I was reading Martin Fowler's post on pairing misconceptions, where at the end he writes about how problematic code base encourages problematic developer behaviour: "It's only worth pairing on complex code, rote code yields no advantage". The problem here is that rote code is a mechanical solution, created without taking into account the bigger picture - precisely the problem that pairing helps to solve. This type of problem is similar to a code smell but is expressed through human interaction (or its absense in this case) - you could call it a behavioral smell.
I noticed that on the current project, in addition to somewhat reluctant pairing, the team has another problem - oftentimes when a business problem is discussed, the conversation revolves around low-level technical details. This prevent the customer team from contributing to the resolution of the problem.

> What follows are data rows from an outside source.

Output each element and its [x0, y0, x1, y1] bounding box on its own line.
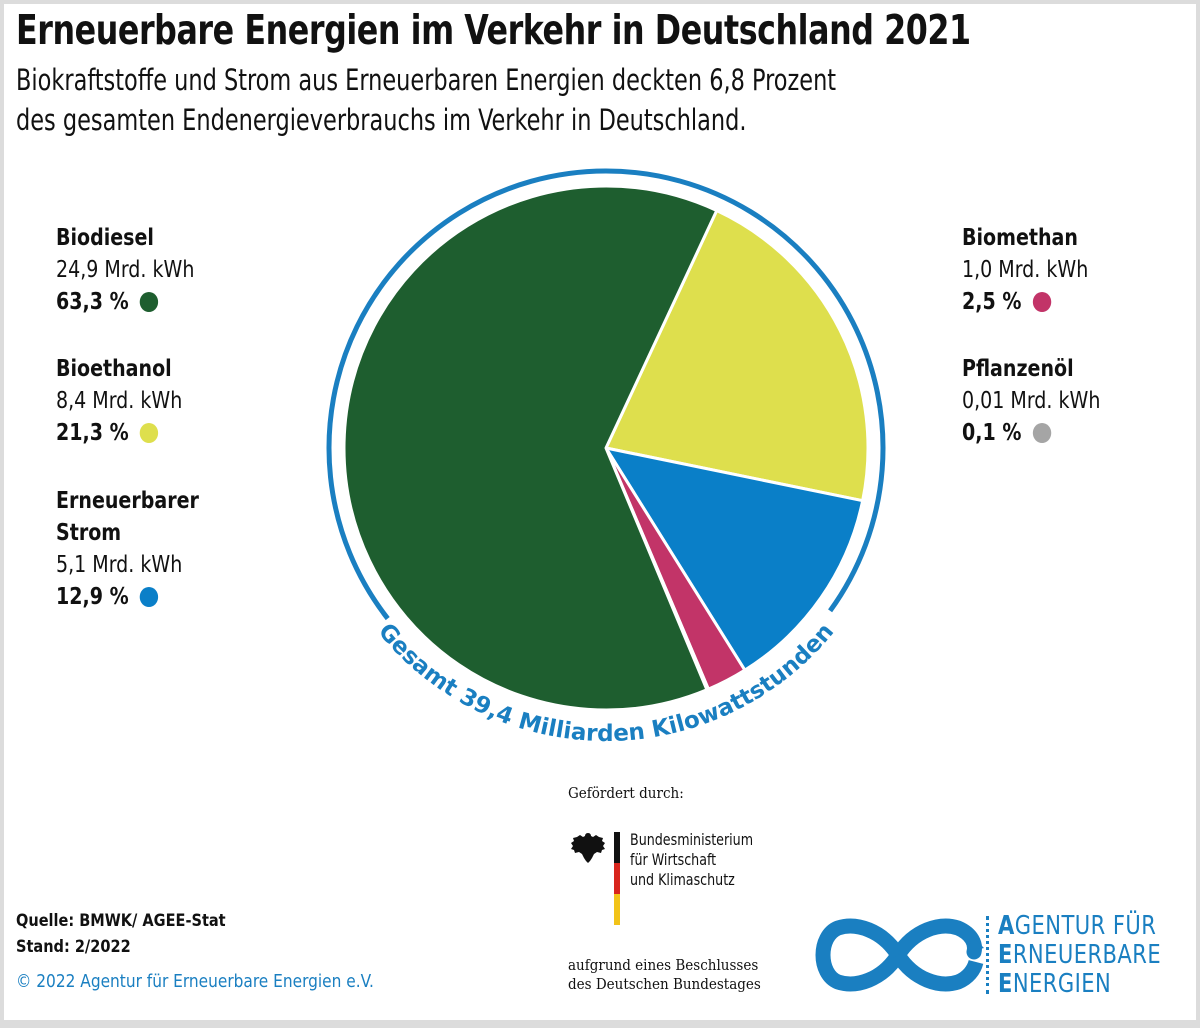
copyright-label: © 2022 Agentur für Erneuerbare Energien … [16, 971, 374, 992]
logo-initial-a: A [998, 911, 1015, 941]
pie-slice-biodiesel [342, 184, 719, 712]
legend-name: Bioethanol [56, 356, 172, 382]
legend-item-bioethanol: Bioethanol 8,4 Mrd. kWh 21,3 % [56, 353, 182, 449]
logo-line-2: RNEUERBARE [1012, 940, 1162, 970]
logo-line-3: NERGIEN [1012, 969, 1112, 999]
legend-percent: 63,3 % [56, 289, 129, 315]
logo-line-1: GENTUR FÜR [1014, 911, 1157, 941]
legend-value: 24,9 Mrd. kWh [56, 257, 195, 283]
legend-swatch-dot-icon [1032, 423, 1051, 443]
flag-stripe-red [614, 863, 620, 894]
page-title: Erneuerbare Energien im Verkehr in Deuts… [16, 6, 971, 54]
ministry-name: Bundesministerium für Wirtschaft und Kli… [630, 830, 753, 890]
legend-swatch-dot-icon [139, 587, 159, 607]
total-ring-arc-right [605, 168, 886, 613]
logo-initial-e2: E [998, 969, 1013, 999]
legend-percent: 12,9 % [56, 584, 129, 610]
funding-note-line-1: aufgrund eines Beschlusses [568, 956, 759, 974]
aee-logo-text: AGENTUR FÜR ERNEUERBARE ENERGIEN [998, 912, 1161, 999]
legend-swatch-dot-icon [139, 423, 159, 443]
legend-name: Biomethan [962, 225, 1078, 251]
logo-initial-e: E [998, 940, 1013, 970]
legend-item-biomethan: Biomethan 1,0 Mrd. kWh 2,5 % [962, 222, 1088, 318]
source-label: Quelle: BMWK/ AGEE-Stat [16, 911, 226, 931]
flag-stripe-gold [614, 894, 620, 925]
ministry-line-2: für Wirtschaft [630, 850, 717, 869]
legend-percent: 21,3 % [56, 420, 129, 446]
pie-slice-erneuerbarer-strom [604, 446, 865, 672]
legend-value: 0,01 Mrd. kWh [962, 388, 1101, 414]
legend-percent: 0,1 % [962, 420, 1022, 446]
legend-name-line-1: Erneuerbarer [56, 488, 199, 514]
legend-value: 1,0 Mrd. kWh [962, 257, 1089, 283]
total-ring-arc-left [326, 168, 607, 621]
infinity-logo-icon [815, 918, 984, 992]
flag-stripe-black [614, 832, 620, 863]
ministry-line-3: und Klimaschutz [630, 870, 735, 889]
legend-item-pflanzenoel: Pflanzenöl 0,01 Mrd. kWh 0,1 % [962, 353, 1100, 449]
logo-divider [986, 916, 989, 994]
legend-swatch-dot-icon [1032, 292, 1051, 312]
legend-name: Biodiesel [56, 225, 154, 251]
legend-value: 5,1 Mrd. kWh [56, 552, 183, 578]
legend-value: 8,4 Mrd. kWh [56, 388, 183, 414]
subtitle-line-2: des gesamten Endenergieverbrauchs im Ver… [16, 103, 747, 137]
ministry-line-1: Bundesministerium [630, 830, 754, 849]
legend-name: Pflanzenöl [962, 356, 1074, 382]
pie-slice-bioethanol [604, 209, 870, 503]
federal-eagle-icon [571, 833, 605, 863]
legend-name-line-2: Strom [56, 520, 122, 546]
legend-swatch-dot-icon [139, 292, 159, 312]
legend-item-biodiesel: Biodiesel 24,9 Mrd. kWh 63,3 % [56, 222, 194, 318]
subtitle-line-1: Biokraftstoffe und Strom aus Erneuerbare… [16, 63, 837, 97]
legend-item-erneuerbarer-strom: Erneuerbarer Strom 5,1 Mrd. kWh 12,9 % [56, 485, 199, 613]
date-label: Stand: 2/2022 [16, 937, 131, 957]
legend-percent: 2,5 % [962, 289, 1022, 315]
funding-note-line-2: des Deutschen Bundestages [568, 975, 761, 993]
funding-label: Gefördert durch: [568, 784, 684, 802]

In our case this behaviour is caused by a weak domain model that is insufficiently isolated from legacy db schema and esb messages. The model lacks useful abstractions representing business concepts and resulting business logic is very procedural - expressed using low-level operations on objects' fields that were extracted by breaking encapsulation. In the absence of higher-level abstractions the conversation is forced into technicalities of the problem.
I find it interesting how distinct code problems cause rather distinct behavioral smells. I am sure that there are more - perhaps this a topic to bring up during a retrospection meeting? By drawing attention to such behavioural smells we can identify issues before they grow into serious problems or highlight existing problems in our code bases.